When I read about the dioceses of San Joaquin, Pittsburgh, Quincy and Fort Worth jockeying to transfer their diocesan properties to the Province of the Southern Cone, my mind immediately jumps to Luke 15:11: "There was a man who had two sons. The younger of them said to the father, 'Father, give me the share of the property that will belong to me.' So he divided his property between them."
Through their conventions, Episcopalians in these dioceses declared clearly and democratically that they wanted to leave and take their share of the property with them. Following the lead of the abundantly loving father who understands that his younger child needs to leave so that he one day may come home again, maybe we shouldn't hinder them.
The father desires to be at one with his son but, ironically, must let him go, for reconciliation is in the future, yet unseen. By dividing the property, he makes it possible for his son to leave with the delusion that his future is somehow dependent on earthly property, not on the unconditional love and grace that is the only possession that will matter when he returns home.
I don't put the Episcopal Church in the role of the father; I fear we'll be typecast in the role of the older brother, waving our well-worn canons and shouting upon the secessionist dioceses' eventual return, "All these years we've been working like a slave, and never disobeyed!"
While the canons are clear that the Episcopal Church keeps the properties (who could imagine canons that would not support the institution that created them?), I think we should listen to the clear message of Scripture and pass over the older brother's outrage and prepare for the reconciliation that trumps all worldly concern.
Could the Episcopal Church allow a renegade diocese to gather all that it has and travel to a distant country? It would be risky and scary, like the gospel itself. In the parable, the younger son squanders all of the property.
We rightly are concerned about the saints entrusted to our burial grounds and the memorial silver in the safes. We have a responsibility to the legacies entrusted and the promises made.
Still, I remain surprised that the Episcopal Church's dedication to the reconciliation model so abundant in the Gospel of Luke grows scarce when the fight is over property. In the blink of an eye, brothers and sisters morph into litigants, and the battle lands in the secular courts. Watch out for I Corinthians 6:5ff: "Can it be that there is no one among you wise enough to decide between one believer and another, but a believer goes to court against a believer – and before unbelievers at that?"
At times like these, I can barely look at Luke 12:13ff: "Someone said to Jesus, 'Teacher, tell my brother to divide the family inheritance with me.' Jesus said, 'Friend, who set me to be a judge or arbitrator over you? Take care! Be on your guard against all kinds of greed; for one's life does not consist in the abundance of possessions.'"
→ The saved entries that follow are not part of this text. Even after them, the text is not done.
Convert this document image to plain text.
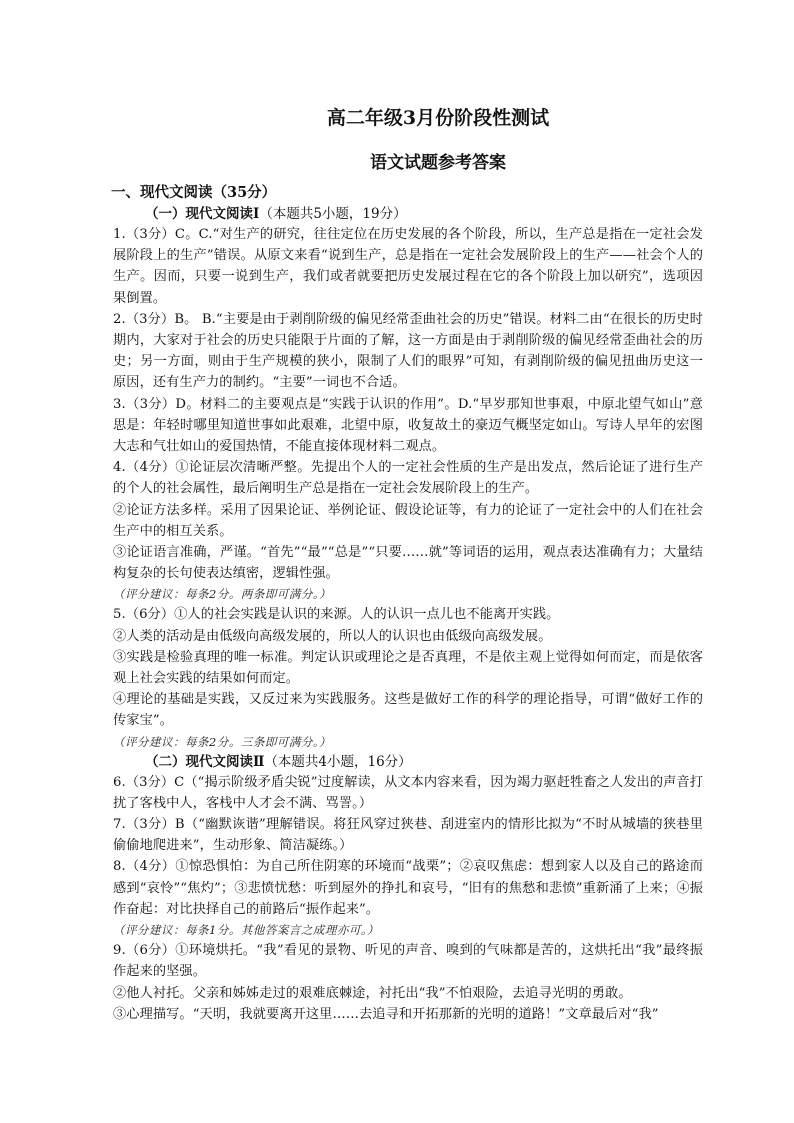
高二年级3月份阶段性测试
语文试题参考答案
一、现代文阅读（35分）
（一）现代文阅读Ⅰ（本题共5小题，19分）

1.（3分）C。C.“对生产的研究，往往定位在历史发展的各个阶段，所以，生产总是指在一定社会发展阶段上的生产”错误。从原文来看“说到生产，总是指在一定社会发展阶段上的生产——社会个人的生产。因而，只要一说到生产，我们或者就要把历史发展过程在它的各个阶段上加以研究”，选项因果倒置。

2.（3分）B。 B.“主要是由于剥削阶级的偏见经常歪曲社会的历史”错误。材料二由“在很长的历史时期内，大家对于社会的历史只能限于片面的了解，这一方面是由于剥削阶级的偏见经常歪曲社会的历史；另一方面，则由于生产规模的狭小，限制了人们的眼界”可知，有剥削阶级的偏见扭曲历史这一原因，还有生产力的制约。“主要”一词也不合适。

3.（3分）D。材料二的主要观点是“实践于认识的作用”。D.“早岁那知世事艰，中原北望气如山”意思是：年轻时哪里知道世事如此艰难，北望中原，收复故土的豪迈气概坚定如山。写诗人早年的宏图大志和气壮如山的爱国热情，不能直接体现材料二观点。

4.（4分）①论证层次清晰严整。先提出个人的一定社会性质的生产是出发点，然后论证了进行生产的个人的社会属性，最后阐明生产总是指在一定社会发展阶段上的生产。

②论证方法多样。采用了因果论证、举例论证、假设论证等，有力的论证了一定社会中的人们在社会生产中的相互关系。

③论证语言准确，严谨。“首先”“最”“总是”“只要……就”等词语的运用，观点表达准确有力；大量结构复杂的长句使表达缜密，逻辑性强。

（评分建议：每条2分。两条即可满分。）

5.（6分）①人的社会实践是认识的来源。人的认识一点儿也不能离开实践。

②人类的活动是由低级向高级发展的，所以人的认识也由低级向高级发展。

③实践是检验真理的唯一标准。判定认识或理论之是否真理，不是依主观上觉得如何而定，而是依客观上社会实践的结果如何而定。

④理论的基础是实践，又反过来为实践服务。这些是做好工作的科学的理论指导，可谓“做好工作的传家宝”。

（评分建议：每条2分。三条即可满分。）
（二）现代文阅读Ⅱ（本题共4小题，16分）

6.（3分）C（“揭示阶级矛盾尖锐”过度解读，从文本内容来看，因为竭力驱赶牲畜之人发出的声音打扰了客栈中人，客栈中人才会不满、骂詈。）

7.（3分）B（“幽默诙谐”理解错误。将狂风穿过狭巷、刮进室内的情形比拟为“不时从城墙的狭巷里偷偷地爬进来”，生动形象、简洁凝练。）

8.（4分）①惊恐惧怕：为自己所住阴寒的环境而“战栗”；②哀叹焦虑：想到家人以及自己的路途而感到“哀怜”“焦灼”；③悲愤忧愁：听到屋外的挣扎和哀号，“旧有的焦愁和悲愤”重新涌了上来；④振作奋起：对比抉择自己的前路后“振作起来”。

（评分建议：每条1分。其他答案言之成理亦可。）

9.（6分）①环境烘托。“我”看见的景物、听见的声音、嗅到的气味都是苦的，这烘托出“我”最终振作起来的坚强。

②他人衬托。父亲和姊姊走过的艰难底棘途，衬托出“我”不怕艰险，去追寻光明的勇敢。

③心理描写。“天明，我就要离开这里……去追寻和开拓那新的光明的道路！”文章最后对“我”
The parable of the rich fool that follows warns that we should take no comfort in the security of goods laid up for many years. Are not our properties to be used now? Does it really matter who uses them, in the economy of heaven?
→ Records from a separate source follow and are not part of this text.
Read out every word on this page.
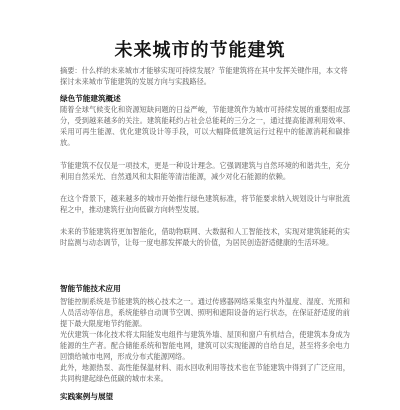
未来城市的节能建筑
摘要：什么样的未来城市才能够实现可持续发展？节能建筑将在其中发挥关键作用，本文将探讨未来城市节能建筑的发展方向与实践路径。
绿色节能建筑概述
随着全球气候变化和资源短缺问题的日益严峻，节能建筑作为城市可持续发展的重要组成部分，受到越来越多的关注。建筑能耗约占社会总能耗的三分之一，通过提高能源利用效率、采用可再生能源、优化建筑设计等手段，可以大幅降低建筑运行过程中的能源消耗和碳排放。
节能建筑不仅仅是一项技术，更是一种设计理念。它强调建筑与自然环境的和谐共生，充分利用自然采光、自然通风和太阳能等清洁能源，减少对化石能源的依赖。
在这个背景下，越来越多的城市开始推行绿色建筑标准，将节能要求纳入规划设计与审批流程之中，推动建筑行业向低碳方向转型发展。
未来的节能建筑将更加智能化，借助物联网、大数据和人工智能技术，实现对建筑能耗的实时监测与动态调节，让每一度电都发挥最大的价值，为居民创造舒适健康的生活环境。
智能节能技术应用
智能控制系统是节能建筑的核心技术之一。通过传感器网络采集室内外温度、湿度、光照和人员活动等信息，系统能够自动调节空调、照明和遮阳设备的运行状态，在保证舒适度的前提下最大限度地节约能源。
光伏建筑一体化技术将太阳能发电组件与建筑外墙、屋顶和窗户有机结合，使建筑本身成为能源的生产者。配合储能系统和智能电网，建筑可以实现能源的自给自足，甚至将多余电力回馈给城市电网，形成分布式能源网络。
此外，地源热泵、高性能保温材料、雨水回收利用等技术也在节能建筑中得到了广泛应用，共同构建起绿色低碳的城市未来。
实践案例与展望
I pray that the Episcopal Church adopts a reconciling temper that allows the secessionist congregation to continue to use the real property that was entrusted to them, while the fleeing congregation and its new diocesan authority acknowledge legally and canonically that the Episcopal Church continues to own the property. Mortgage agreements can be drafted that let the Episcopal Church make a permanent claim on the property and the conditions that would result in retaking possession. If the congregation and its new diocese agree to the mortgage and conditions, then two branches of the Anglican Communion will indeed be divergent, and awkwardly arranged, members of the one body of Christ.
In Luke 20:9ff, a landowner trusts his vineyard to tenants, and it is clear that he still owns the vineyard and can evict the tenants if they do not conform to the mission of the vineyards.
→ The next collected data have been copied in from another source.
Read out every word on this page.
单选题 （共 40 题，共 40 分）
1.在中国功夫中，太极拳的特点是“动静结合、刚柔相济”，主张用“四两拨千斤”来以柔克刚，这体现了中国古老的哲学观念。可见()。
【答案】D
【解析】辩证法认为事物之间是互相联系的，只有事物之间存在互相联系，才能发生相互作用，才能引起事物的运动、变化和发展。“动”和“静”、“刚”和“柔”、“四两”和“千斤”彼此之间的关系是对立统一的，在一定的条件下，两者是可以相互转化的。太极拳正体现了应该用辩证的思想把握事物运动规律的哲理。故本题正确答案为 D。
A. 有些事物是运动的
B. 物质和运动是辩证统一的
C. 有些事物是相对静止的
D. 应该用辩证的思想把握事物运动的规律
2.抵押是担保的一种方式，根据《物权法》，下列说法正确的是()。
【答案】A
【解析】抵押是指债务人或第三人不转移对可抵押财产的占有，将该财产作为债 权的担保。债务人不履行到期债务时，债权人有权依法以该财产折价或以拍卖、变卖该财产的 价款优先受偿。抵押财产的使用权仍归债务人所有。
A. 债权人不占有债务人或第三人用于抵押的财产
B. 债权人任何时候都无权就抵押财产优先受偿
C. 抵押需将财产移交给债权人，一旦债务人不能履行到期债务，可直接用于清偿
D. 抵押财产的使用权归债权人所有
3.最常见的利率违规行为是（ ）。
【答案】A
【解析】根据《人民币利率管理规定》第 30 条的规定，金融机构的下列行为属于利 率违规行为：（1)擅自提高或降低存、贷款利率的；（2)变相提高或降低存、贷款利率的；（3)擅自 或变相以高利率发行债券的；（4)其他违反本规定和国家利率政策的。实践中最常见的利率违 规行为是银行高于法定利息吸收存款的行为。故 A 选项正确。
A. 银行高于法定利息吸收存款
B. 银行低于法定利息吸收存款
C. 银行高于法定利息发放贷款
Ask, but don't demand, that the leaving congregations pay rent to help replace assessments and diocesan giving. And insist in the mortgage agreement that the Church Insurance Company, or equivalent, continue to underwrite the property. If payments lapse, there is a legal basis for eviction.
I can hear the shouts of "naïve." But, I remain a fool -- I hope a fool for Christ -- and hope that, if one sheep wanders off, we develop a strategy to keep looking for it, even if that sheep doesn't want to be found.
I think the secessionist churches in the breakaway dioceses will come to themselves, like the younger son does in Luke's parable, and return home.
If we could let them go in a way that serves their immediate need for independence while protecting our assets, I think we'll be able to welcome them back, better than the older brother welcomed back his brother. Let us not forget that in some way, one day, we all will be eating at the same welcome table.